« Je voulais qu’il tourne les talons »
Près d’un an et demi après les faits, « les cris des manifestants » résonnent encore dans la tête de Kevin Philippy. Le 18 mai 2016, cet adjoint de sécurité rentre d’une séance d’entraînement au tir lorsque son véhicule est pris à partie par des manifestants d’extrême gauche, sur le quai de Valmy (Paris 10e). Les images du véhicule en flammes et de l’agent esquivant les coups ont fait le tour du monde. « J’ai cru mourir », résume d’une voix calme le policier, costume sombre et cravate rouge, à la barre de la 16e chambre du tribunal correctionnel de Paris. « Je me souviens encore des cris “dégage, sale flic”. Un peu comme d’habitude… », confie-t-il, las. En quelques secondes, les vitres du véhicule sont brisées par des projectiles, il essuie coups de pied et de poing, puis un fumigène enflamme l’habitacle. A peine a-t-il posé un pied à terre qu’un manifestant lui assène des coups avec une barre de fer. « Il essayait d’atteindre ma tête pour me mettre au sol et m’achever », assure-t-il. « Pourquoi s’approcher de ce manifestant? », l’interroge le président. « Plus on se rapproche, moins les coups sont forts. » A-t-il pensé à sortir son arme ? « Pour ne pas risquer de me la faire piquer, j’ai préféré ne pas la sortir. »
Un réflexe de défense
L’homme à la barre de fer, c’est Nicolas F., 41 ans.
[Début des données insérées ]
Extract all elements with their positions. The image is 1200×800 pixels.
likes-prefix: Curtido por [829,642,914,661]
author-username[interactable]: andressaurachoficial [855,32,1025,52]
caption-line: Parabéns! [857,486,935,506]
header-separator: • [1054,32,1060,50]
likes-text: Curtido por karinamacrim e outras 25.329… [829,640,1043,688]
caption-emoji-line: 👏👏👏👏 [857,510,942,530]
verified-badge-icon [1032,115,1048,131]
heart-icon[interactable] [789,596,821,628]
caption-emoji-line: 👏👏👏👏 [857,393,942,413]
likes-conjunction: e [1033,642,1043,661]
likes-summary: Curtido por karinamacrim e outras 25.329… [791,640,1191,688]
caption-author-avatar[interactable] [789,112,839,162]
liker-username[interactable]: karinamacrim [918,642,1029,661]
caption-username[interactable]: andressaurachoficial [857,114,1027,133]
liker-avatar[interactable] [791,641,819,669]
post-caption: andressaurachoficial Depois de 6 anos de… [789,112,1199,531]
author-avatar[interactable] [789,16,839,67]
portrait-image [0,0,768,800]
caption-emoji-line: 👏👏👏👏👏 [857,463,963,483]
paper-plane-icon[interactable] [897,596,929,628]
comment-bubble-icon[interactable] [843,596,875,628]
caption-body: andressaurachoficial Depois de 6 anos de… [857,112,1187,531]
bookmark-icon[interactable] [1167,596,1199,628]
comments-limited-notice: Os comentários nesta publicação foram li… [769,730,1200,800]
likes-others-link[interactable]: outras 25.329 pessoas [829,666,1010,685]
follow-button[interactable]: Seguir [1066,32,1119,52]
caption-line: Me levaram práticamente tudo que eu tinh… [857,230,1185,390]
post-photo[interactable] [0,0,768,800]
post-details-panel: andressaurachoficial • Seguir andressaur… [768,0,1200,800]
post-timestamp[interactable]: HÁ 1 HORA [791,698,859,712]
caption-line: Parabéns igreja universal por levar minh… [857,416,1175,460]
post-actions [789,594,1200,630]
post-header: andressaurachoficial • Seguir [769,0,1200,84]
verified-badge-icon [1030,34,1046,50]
Sagement vêtu d’une chemise blanche et d’un pull noir col en V, cet ingénieur autodidacte ne cherche pas à nier les faits. « J’étais en colère » après un énième « gazage » [lacrymogène], explique-t-il. Le prévenu se défend d’être un militant de longue date. Son engagement, assure-t-il, remonte alors à trois semaines. « Je suis allé en manif par hasard pour faire marcher ma mère qui sortait de l’hôpital après un AVC. » Ulcéré par des scènes de violences policières auxquelles il aurait assisté, il se « radicalise », adopte « l’uniforme » du cortège de tête, s’habille en noir, achète un masque à gaz… Lui, le petit-fils d’officier militaire et ancien scout, se dit « profondément attaché aux institutions de la République ». Comment, alors, expliquer cet accès de violence? Il évoque un réflexe « pavlovien » de défense : « J’ai peur, il est armé. Je veux juste qu’il tourne les talons », se justifie-t-il. « J’ai oublié que, derrière l’uniforme, il y a un homme », lance-t-il à l’adresse de Kevin Philippy, avant de retourner s’asseoir. Le policier l’écoute, stoïque. Comme lors de leur « rencontre » qui les a menés dans cette salle.